Coming after the astonishing ease with which the Obama administration threw its long-time Egyptian ally Hosni Mubarak under a bus - and then subsequent proved woefully unable to decide whether it backed Morsi's Islamists or Sisi's military establishment as a replacement - the conclusion that Washington was either confused or lacking in conviction seemed a fairly logical one.

But according to one American academic, the Obama administration's apparently "confused" foreign policy is in fact a conscious attempt to sideline American foreign policy.

Speaking to Arutz Sheva, Professor Samuel Schneider, a Hebrew and Jewish World expert at Yeshiva Univeristy, maintained that Obama's foreign policy decisions since his election in 2009 are driven by an overarching agenda to champion American isolationism, and concentrate efforts on reshaping American domestic policy - along with the very face of the United States - instead.

Dr. Schneider highlights three major foreign policy decisions by the Obama administration which he sees as proving that Obama's policies are anything but "indecisive": the abandonment of Iran's Green Movement during the short-lived uprising in 2009, the decision not to intervene in Syria and the controversial deal over Iran's nuclear program.

"I don't think he's confused at all," he asserts.

"The 2009 elections in Iran were a fraud, and the intelligentsia and middle-class took great risks to demonstrate. They did so with the open expectation that the US - the 'moral conscience of the world' - would come to their aid," he said.

Yet despite the pressure on the new president to do so, he did not, and the "Green Revolution" was smothered by a fierce crackdown by the Islamic regime.

"It was the same thing with the Iranian nuclear program. Obama firmly withstood pressure coming from all over the place - the Republicans, the Israel lobby, Saudi Arabia, Israel and the Gulf States, even many European leaders" and implemented a compromise fiercely criticized by his opponents as overly generous. 

"With Syria as well, everyone, even some liberals, pressured Obama to take a stand," he added.

Pointing out that it took stiff determination to withstand such concerted pressure, Schneider dismisses arguments that a general war-weariness following the Iraq and Afghanistan invasions were to blame as falling short of the mark.

"Of course there is some fear because of the trauma of Iraq and Afghanistan. Lots of resources went into them with very little results. But it's not just fear of getting mired in another foreign conflict alone" which informs such decisions.

"The problem," he asserts, "is with Obama himself."

"He is a product of the 60's, determined to affect radical social change" and implement a distinctly left-wing brand of "social justice," through policies such as "Obamacare" and lax immigration rules. The president has shown equal determination to push through his healthcare reforms, despite its vast unpopularity, for equally ideological reasons he says.

"He is basically a socialist, and his priorities are economic recovery through socialist policies and social change; foreign policy simply isn't a priority for him - it's a distraction."

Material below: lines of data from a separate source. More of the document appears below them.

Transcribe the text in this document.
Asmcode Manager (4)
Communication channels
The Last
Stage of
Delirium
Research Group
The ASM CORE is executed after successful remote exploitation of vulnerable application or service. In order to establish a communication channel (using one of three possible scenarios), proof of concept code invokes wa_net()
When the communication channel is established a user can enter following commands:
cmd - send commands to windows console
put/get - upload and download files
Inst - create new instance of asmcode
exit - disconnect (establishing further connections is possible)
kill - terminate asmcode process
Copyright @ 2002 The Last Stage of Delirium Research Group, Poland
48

And that, he claims, bodes ill for Israel-US relations - which he sees as already flagging due to what he describes as a growing shift leftwards among young American Jews.

"He'll abandon Israel just like the US did with South Vietnam," he says of Obama. "Despite the rhetoric and pious statements about Israel being America's 'best friend' in the Middle East, in the long-run Israel just isn't important to him."

As for Secretary of State John Kerry's apparently earnest pursuit of a final status agreement between Israel and the Palestinian Authority, Dr. Schneider dismisses it as a "cheap way of making the administration look like a peacemaker." 

"Kerry's shuttling doesn't cost any money, apart from a plane ticket. Compare that with Iraq or Afghanistan, you see how cheap it is - and it makes him look like a peacemaker."

It is also, however, a worrying sign that the Obama administration has chosen to take seriously the idea that the Arab-Israeli conflict is the root of all the region's problems.

"This mistaken belief that stabilizing the Israeli-Palestinian conflict will stabilize the whole Middle East is a theory held by the Arabists in the State Department - but it is simply not historically true.

"Together with the Israeli Left, the administration is of the opinion that if Bibi would just give in to pressure everything will be fine and 'the Redeemer will come unto Zion'," he quipped.